When remote employees aren’t engaged, employers need to ensure they are being consistent in their actions. Managers with some staff onsite and others remote don’t always hold all to the same standard.

Proximity bias—favoring those who work onsite—is one problem.

However, Lewis said another danger is that those onsite will be held to a higher standard than remote workers. This isn’t only an employee relations problem but a potential legal one.

Data suggests that Black people are more likely than white people to have jobs that require them to work in person and are less able to practice social distancing if they live in more-crowded housing, according to a 2022 study.

“When those working remotely are disproportionately nonminority, you have a perception issue for sure and maybe a real case of discrimination,” Lewis said.

Personal Reasons for Disengagement

Like many employees, remote workers might become disengaged due to circumstances in their personal lives. Unlike onsite employees, these workers might not get to step away from any disorder in their personal lives by coming to the worksite. Or they might not have built the rapport with their manager for the boss to realize early on that a leave-qualifying event has occurred.

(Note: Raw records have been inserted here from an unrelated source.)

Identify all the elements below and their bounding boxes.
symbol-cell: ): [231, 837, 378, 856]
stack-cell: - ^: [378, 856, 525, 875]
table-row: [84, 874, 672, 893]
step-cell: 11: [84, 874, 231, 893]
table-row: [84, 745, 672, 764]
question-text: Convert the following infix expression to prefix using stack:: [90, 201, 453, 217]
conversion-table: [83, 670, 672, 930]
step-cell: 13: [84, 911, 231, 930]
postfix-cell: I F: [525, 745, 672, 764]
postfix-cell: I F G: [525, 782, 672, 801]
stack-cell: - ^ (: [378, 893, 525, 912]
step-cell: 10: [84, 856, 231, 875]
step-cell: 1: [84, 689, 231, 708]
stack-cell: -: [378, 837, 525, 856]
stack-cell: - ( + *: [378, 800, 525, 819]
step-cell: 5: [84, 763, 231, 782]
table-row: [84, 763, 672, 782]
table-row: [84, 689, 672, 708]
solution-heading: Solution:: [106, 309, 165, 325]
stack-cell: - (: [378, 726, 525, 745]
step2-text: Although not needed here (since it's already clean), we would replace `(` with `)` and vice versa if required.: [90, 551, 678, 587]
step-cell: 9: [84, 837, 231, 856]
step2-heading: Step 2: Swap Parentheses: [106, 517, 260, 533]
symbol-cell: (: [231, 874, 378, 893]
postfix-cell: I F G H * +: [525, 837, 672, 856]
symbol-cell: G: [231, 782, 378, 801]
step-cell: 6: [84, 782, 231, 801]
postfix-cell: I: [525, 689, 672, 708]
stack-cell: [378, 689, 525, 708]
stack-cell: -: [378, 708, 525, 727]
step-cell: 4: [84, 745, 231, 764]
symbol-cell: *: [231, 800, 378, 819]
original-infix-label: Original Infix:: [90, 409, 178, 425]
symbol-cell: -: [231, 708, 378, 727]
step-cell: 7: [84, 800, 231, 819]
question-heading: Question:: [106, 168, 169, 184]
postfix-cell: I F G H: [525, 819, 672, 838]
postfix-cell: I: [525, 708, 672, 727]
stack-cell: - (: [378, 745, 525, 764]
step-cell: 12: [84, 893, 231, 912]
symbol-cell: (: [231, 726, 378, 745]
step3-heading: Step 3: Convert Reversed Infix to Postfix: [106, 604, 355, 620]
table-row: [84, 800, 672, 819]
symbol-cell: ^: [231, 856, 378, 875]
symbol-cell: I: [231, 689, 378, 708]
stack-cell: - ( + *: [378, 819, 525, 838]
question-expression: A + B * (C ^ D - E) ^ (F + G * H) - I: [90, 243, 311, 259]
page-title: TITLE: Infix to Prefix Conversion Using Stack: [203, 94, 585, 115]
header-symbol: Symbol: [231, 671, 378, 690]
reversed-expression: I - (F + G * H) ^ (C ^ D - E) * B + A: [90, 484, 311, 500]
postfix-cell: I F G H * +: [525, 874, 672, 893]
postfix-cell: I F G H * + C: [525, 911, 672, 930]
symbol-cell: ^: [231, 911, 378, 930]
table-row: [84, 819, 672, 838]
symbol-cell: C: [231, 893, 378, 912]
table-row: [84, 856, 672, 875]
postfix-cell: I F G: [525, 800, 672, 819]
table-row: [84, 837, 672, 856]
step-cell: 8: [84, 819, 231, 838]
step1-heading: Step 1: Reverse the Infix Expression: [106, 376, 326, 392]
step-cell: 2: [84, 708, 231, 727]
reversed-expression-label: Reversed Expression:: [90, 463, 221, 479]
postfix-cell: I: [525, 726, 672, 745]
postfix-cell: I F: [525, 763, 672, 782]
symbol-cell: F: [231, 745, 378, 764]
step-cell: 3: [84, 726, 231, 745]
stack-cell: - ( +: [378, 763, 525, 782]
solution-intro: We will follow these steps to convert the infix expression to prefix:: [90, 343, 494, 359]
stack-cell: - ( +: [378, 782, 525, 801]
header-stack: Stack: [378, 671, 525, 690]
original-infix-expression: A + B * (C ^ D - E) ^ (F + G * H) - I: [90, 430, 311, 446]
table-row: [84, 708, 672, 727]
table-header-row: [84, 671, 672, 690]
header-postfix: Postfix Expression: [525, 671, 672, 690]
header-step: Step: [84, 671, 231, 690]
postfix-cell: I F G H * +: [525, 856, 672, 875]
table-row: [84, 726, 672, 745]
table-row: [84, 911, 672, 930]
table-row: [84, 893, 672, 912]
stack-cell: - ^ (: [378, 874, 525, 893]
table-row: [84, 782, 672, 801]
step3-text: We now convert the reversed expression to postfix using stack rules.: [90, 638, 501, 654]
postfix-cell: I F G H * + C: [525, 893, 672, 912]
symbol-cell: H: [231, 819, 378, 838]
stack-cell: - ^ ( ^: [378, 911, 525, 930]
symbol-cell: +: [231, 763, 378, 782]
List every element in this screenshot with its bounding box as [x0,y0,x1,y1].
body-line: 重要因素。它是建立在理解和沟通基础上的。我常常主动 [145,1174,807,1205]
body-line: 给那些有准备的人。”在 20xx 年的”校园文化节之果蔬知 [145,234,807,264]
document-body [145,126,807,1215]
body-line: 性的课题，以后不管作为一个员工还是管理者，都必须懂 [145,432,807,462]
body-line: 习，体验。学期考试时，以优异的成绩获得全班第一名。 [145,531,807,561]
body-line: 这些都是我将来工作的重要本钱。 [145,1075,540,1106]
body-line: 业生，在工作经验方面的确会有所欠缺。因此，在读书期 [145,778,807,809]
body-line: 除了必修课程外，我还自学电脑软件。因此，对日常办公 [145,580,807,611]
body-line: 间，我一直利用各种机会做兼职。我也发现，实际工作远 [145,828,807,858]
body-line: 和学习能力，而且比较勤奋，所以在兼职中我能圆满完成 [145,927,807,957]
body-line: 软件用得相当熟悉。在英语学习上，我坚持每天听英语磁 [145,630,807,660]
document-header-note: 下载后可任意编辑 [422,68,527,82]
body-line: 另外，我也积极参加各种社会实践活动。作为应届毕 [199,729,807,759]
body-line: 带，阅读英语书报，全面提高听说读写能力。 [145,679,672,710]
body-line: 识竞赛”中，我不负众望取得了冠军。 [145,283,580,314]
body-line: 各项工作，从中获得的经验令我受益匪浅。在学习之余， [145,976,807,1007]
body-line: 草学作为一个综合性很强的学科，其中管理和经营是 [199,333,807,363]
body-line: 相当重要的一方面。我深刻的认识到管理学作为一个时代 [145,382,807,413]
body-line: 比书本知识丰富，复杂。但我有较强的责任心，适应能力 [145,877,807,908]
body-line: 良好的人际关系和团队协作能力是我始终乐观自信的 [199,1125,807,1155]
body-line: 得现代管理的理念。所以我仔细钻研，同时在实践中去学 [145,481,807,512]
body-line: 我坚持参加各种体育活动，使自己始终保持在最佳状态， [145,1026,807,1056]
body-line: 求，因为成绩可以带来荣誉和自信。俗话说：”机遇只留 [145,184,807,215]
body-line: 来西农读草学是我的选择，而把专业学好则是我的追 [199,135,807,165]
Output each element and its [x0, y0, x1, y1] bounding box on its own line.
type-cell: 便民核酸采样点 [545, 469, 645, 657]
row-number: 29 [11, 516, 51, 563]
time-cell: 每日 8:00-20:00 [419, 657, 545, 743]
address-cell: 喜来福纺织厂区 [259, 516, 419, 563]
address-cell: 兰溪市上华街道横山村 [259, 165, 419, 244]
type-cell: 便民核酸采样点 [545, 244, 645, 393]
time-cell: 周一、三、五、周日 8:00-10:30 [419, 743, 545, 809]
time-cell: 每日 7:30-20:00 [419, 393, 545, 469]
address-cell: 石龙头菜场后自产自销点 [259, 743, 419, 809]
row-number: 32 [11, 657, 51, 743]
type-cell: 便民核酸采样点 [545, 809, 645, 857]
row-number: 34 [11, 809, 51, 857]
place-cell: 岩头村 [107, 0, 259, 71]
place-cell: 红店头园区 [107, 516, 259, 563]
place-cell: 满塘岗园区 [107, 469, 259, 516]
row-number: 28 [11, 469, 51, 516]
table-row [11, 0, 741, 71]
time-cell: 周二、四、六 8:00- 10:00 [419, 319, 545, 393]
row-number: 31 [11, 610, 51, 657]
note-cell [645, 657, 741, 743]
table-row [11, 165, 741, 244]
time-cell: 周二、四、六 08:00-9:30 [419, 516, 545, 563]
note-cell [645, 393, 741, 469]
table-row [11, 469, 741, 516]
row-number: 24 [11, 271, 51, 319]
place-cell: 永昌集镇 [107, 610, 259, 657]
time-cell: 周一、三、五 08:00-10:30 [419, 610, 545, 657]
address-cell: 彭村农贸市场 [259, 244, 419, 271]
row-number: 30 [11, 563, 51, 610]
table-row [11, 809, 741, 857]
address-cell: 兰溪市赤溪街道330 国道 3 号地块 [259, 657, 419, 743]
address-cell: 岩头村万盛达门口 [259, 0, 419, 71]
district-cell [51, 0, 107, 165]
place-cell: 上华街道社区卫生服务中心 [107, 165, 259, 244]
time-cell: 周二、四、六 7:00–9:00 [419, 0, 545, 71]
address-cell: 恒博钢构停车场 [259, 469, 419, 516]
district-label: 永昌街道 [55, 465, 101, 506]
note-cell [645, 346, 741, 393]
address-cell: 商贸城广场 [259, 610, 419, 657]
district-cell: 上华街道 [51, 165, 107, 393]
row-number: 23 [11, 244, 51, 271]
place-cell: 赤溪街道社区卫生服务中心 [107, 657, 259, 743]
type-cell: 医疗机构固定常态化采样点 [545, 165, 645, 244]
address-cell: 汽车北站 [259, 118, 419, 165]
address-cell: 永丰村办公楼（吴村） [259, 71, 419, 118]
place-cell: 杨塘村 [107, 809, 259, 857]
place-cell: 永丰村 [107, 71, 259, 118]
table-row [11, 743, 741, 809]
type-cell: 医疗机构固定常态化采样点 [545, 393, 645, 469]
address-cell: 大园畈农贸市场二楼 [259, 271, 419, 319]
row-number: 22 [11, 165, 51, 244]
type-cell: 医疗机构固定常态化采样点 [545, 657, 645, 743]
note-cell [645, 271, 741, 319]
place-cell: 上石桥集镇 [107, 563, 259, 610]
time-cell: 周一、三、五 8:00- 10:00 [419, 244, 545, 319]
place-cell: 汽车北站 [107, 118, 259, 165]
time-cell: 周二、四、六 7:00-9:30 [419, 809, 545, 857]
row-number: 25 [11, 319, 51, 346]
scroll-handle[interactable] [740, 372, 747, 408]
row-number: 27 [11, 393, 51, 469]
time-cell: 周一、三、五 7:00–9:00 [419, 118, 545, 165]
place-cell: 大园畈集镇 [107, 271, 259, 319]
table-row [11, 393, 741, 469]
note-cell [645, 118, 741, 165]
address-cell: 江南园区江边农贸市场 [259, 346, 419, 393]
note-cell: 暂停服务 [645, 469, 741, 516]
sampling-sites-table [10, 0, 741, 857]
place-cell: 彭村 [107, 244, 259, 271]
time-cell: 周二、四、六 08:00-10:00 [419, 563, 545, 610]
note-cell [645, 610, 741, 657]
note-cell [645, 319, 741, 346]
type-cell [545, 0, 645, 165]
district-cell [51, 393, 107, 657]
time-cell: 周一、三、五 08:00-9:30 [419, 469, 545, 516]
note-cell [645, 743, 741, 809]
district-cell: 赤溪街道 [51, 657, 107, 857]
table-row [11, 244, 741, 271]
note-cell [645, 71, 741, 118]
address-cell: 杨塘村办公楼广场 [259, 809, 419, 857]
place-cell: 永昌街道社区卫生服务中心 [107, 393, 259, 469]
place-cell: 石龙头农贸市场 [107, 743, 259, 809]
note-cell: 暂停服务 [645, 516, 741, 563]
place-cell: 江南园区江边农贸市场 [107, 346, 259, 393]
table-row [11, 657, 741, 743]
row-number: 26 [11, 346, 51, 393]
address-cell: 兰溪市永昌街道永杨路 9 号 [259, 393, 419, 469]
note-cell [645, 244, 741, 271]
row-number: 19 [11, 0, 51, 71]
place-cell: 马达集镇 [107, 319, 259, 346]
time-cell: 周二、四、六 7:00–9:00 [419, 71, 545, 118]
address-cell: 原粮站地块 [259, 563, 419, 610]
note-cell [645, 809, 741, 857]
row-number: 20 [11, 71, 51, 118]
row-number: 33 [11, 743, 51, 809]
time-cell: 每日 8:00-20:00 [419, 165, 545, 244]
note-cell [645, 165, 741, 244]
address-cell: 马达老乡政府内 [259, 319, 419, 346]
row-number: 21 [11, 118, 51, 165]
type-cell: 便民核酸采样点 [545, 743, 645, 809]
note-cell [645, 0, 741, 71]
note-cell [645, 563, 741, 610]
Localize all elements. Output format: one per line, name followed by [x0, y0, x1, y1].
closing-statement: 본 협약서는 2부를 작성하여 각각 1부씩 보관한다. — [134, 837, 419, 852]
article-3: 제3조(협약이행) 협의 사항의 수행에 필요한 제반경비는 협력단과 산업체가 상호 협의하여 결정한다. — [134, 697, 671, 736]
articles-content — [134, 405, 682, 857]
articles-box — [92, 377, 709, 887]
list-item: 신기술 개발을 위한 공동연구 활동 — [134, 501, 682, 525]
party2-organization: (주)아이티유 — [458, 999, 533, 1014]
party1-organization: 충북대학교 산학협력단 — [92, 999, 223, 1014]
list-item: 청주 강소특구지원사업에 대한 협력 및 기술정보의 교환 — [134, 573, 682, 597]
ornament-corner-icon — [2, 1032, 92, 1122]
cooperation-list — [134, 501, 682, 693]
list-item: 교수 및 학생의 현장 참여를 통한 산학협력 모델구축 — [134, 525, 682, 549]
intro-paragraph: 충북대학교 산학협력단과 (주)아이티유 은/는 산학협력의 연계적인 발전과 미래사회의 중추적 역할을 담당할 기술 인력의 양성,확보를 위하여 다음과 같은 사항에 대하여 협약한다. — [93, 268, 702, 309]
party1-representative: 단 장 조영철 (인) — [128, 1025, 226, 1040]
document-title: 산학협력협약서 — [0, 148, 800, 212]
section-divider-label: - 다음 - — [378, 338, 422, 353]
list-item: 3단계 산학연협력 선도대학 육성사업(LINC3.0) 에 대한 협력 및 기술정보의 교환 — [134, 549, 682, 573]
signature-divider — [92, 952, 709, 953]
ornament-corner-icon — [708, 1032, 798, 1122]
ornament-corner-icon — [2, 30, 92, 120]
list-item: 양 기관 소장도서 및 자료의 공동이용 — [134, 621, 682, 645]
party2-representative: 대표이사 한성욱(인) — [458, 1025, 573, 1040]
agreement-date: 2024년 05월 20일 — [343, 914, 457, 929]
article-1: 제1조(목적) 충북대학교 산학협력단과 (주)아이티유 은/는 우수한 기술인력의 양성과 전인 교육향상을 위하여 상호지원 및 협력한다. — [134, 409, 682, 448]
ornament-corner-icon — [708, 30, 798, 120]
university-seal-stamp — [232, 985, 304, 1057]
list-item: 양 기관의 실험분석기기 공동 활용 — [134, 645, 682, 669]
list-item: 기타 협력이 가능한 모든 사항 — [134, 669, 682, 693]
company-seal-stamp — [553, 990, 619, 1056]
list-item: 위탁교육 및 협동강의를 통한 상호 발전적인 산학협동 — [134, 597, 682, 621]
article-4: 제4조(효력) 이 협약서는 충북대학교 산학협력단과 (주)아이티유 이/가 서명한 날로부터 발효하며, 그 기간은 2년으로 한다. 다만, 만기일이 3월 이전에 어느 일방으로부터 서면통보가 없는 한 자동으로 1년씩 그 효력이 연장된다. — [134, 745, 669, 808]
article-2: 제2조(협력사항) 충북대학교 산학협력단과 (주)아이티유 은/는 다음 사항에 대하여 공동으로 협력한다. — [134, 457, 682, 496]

Creating an environment that supports the worker, such as by pointing out the availability of an employee assistance program, can make a huge difference, Casciotti said.

“Making assumptions about if an employee is engaged or not can lead to issues, especially if the employee is actually dealing with a situation that might be covered by protected leave and you didn’t follow the steps you should have,” she said.

Loneliness might be another reason for disengagement. That could be a factor for a remote employee who lives alone or is in an unhappy marriage, for example, as well as for an onsite worker where others’ attendance is sporadic and collaboration slim to none.

“If you are feeling alone, it’s hard to be engaged and motivated,” Casciotti said.

Another cause of disengagement is if an employee feels like their company and boss don’t see and care about the worker as an individual, she added.

Ongoing Responsiveness

“Employee engagement is not a one-and-done thing,” Casciotti said. “Employers need to continue to work on employee engagement, check in with staff, figure out what is going well and what is not. When you find what isn’t going well or what can be improved, let staff know you heard them, your plan to address and continue to follow up. People want to be a part of something that has a purpose [and] is meaningful, and they want to work somewhere that cares about them as a human being.”

All too often, employers give employees assignments without asking how they are doing, what they like most about their job and what they like least, Walters said. “Just being asked, listened to and heard goes a long, long way to maintaining and enhancing positive employee relations,” she said.